Mon3trK commented 7 months ago

@paoloshasta Thank you for you help, I have send you an email using a different email address.

Mon3trK commented 6 months ago

Thanks to @paoloshasta I successfully solved the problem. For ONT R10 data, to achieve the best performance, one should use Guppy5/6 for basecalling under the sup basecalling mode if you choose the --config Nanopore-R10-Fast-Nov2022. Baecalling with hac or Dorado are suboptimal for this configuration.

colindaven commented 6 months ago

Hi @Mon3trK , for what it's worth that is not generally true for our datasets, and we have done >20 plant genomes.

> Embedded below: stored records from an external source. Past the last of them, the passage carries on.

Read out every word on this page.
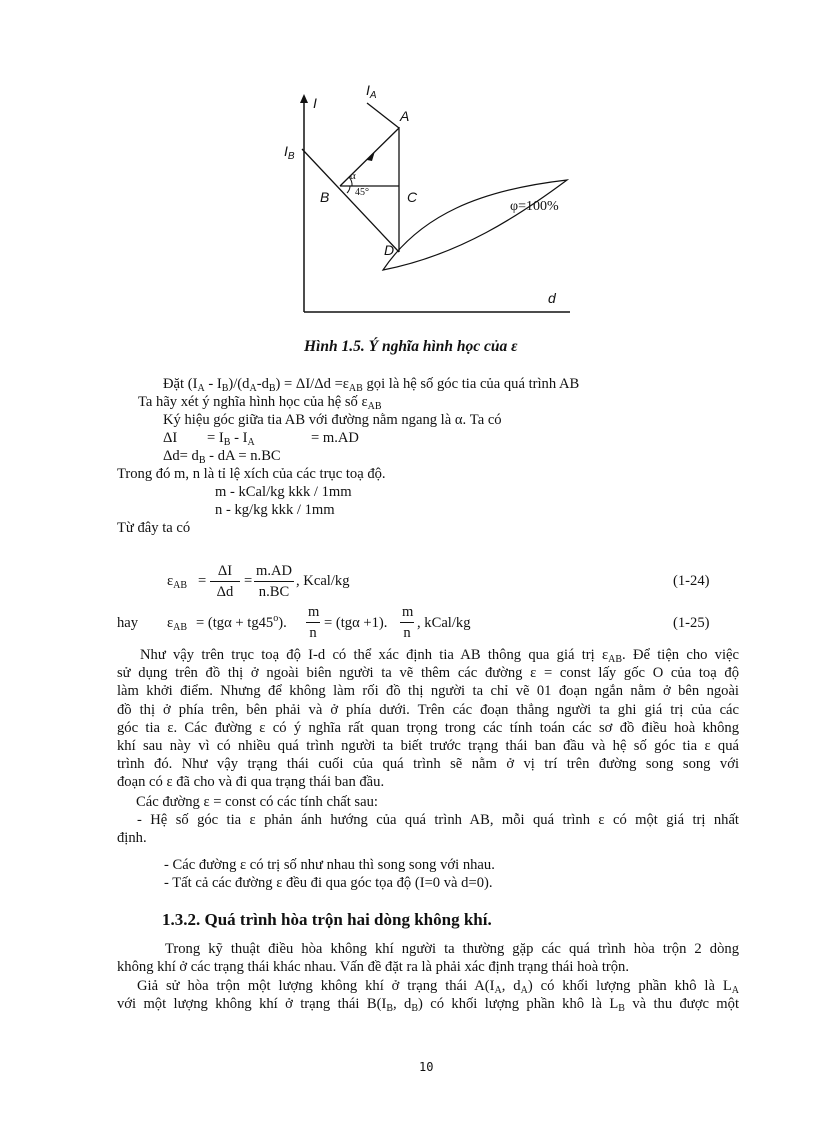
I
$I_A$
$I_B$
A
B	C
D
α
45°
φ=100%
d
Hình 1.5. Ý nghĩa hình học của ε
Đặt $(I_A - I_B)/(d_A-d_B) = \Delta I/\Delta d =\varepsilon_{AB}$ gọi là hệ số góc tia của quá trình AB
Ta hãy xét ý nghĩa hình học của hệ số $\varepsilon_{AB}$
Ký hiệu góc giữa tia AB với đường nằm ngang là α. Ta có
$\Delta I = I_B - I_A$	= m.AD
$\Delta d= d_B$ - dA = n.BC
Trong đó m, n là tỉ lệ xích của các trục toạ độ.
m - kCal/kg kkk / 1mm
n - kg/kg kkk / 1mm
Từ đây ta có
$\varepsilon_{AB} = \frac{\Delta I}{\Delta d} = \frac{m.AD}{n.BC}$ , Kcal/kg	(1-24)
hay $\varepsilon_{AB} = (tg\alpha + tg45^o)$. $\frac{m}{n} = (tg\alpha +1)$. $\frac{m}{n}$ , kCal/kg	(1-25)
Như vậy trên trục toạ độ I-d có thể xác định tia AB thông qua giá trị $\varepsilon_{AB}$. Để tiện cho việc
sử dụng trên đồ thị ở ngoài biên người ta vẽ thêm các đường ε = const lấy gốc O của toạ độ
làm khởi điểm. Nhưng để không làm rối đồ thị người ta chỉ vẽ 01 đoạn ngắn nằm ở bên ngoài
đồ thị ở phía trên, bên phải và ở phía dưới. Trên các đoạn thẳng người ta ghi giá trị của các
góc tia ε. Các đường ε có ý nghĩa rất quan trọng trong các tính toán các sơ đồ điều hoà không
khí sau này vì có nhiều quá trình người ta biết trước trạng thái ban đầu và hệ số góc tia ε quá
trình đó. Như vậy trạng thái cuối của quá trình sẽ nằm ở vị trí trên đường song song với
đoạn có ε đã cho và đi qua trạng thái ban đầu.
Các đường ε = const có các tính chất sau:
- Hệ số góc tia ε phản ánh hướng của quá trình AB, mỗi quá trình ε có một giá trị nhất
định.
- Các đường ε có trị số như nhau thì song song với nhau.
- Tất cả các đường ε đều đi qua góc tọa độ (I=0 và d=0).
1.3.2. Quá trình hòa trộn hai dòng không khí.
Trong kỹ thuật điều hòa không khí người ta thường gặp các quá trình hòa trộn 2 dòng
không khí ở các trạng thái khác nhau. Vấn đề đặt ra là phải xác định trạng thái hoà trộn.
Giả sử hòa trộn một lượng không khí ở trạng thái $A(I_A$, $d_A$) có khối lượng phần khô là $L_A$
với một lượng không khí ở trạng thái $B(I_B$, $d_B$) có khối lượng phần khô là $L_B$ và thu được một
10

We use dorado and sup basecalling as standard, and --config Nanopore-R10-Fast-Nov2022 generally yields best results. If we see poor results, which is rare these days, then we go back to the Nanopore-May2022 config.

I believe guppy is deprecated in favour of dorado so it won't be a good choice for the future.

Mon3trK commented 6 months ago

Hi @colindaven thank you for the heads up.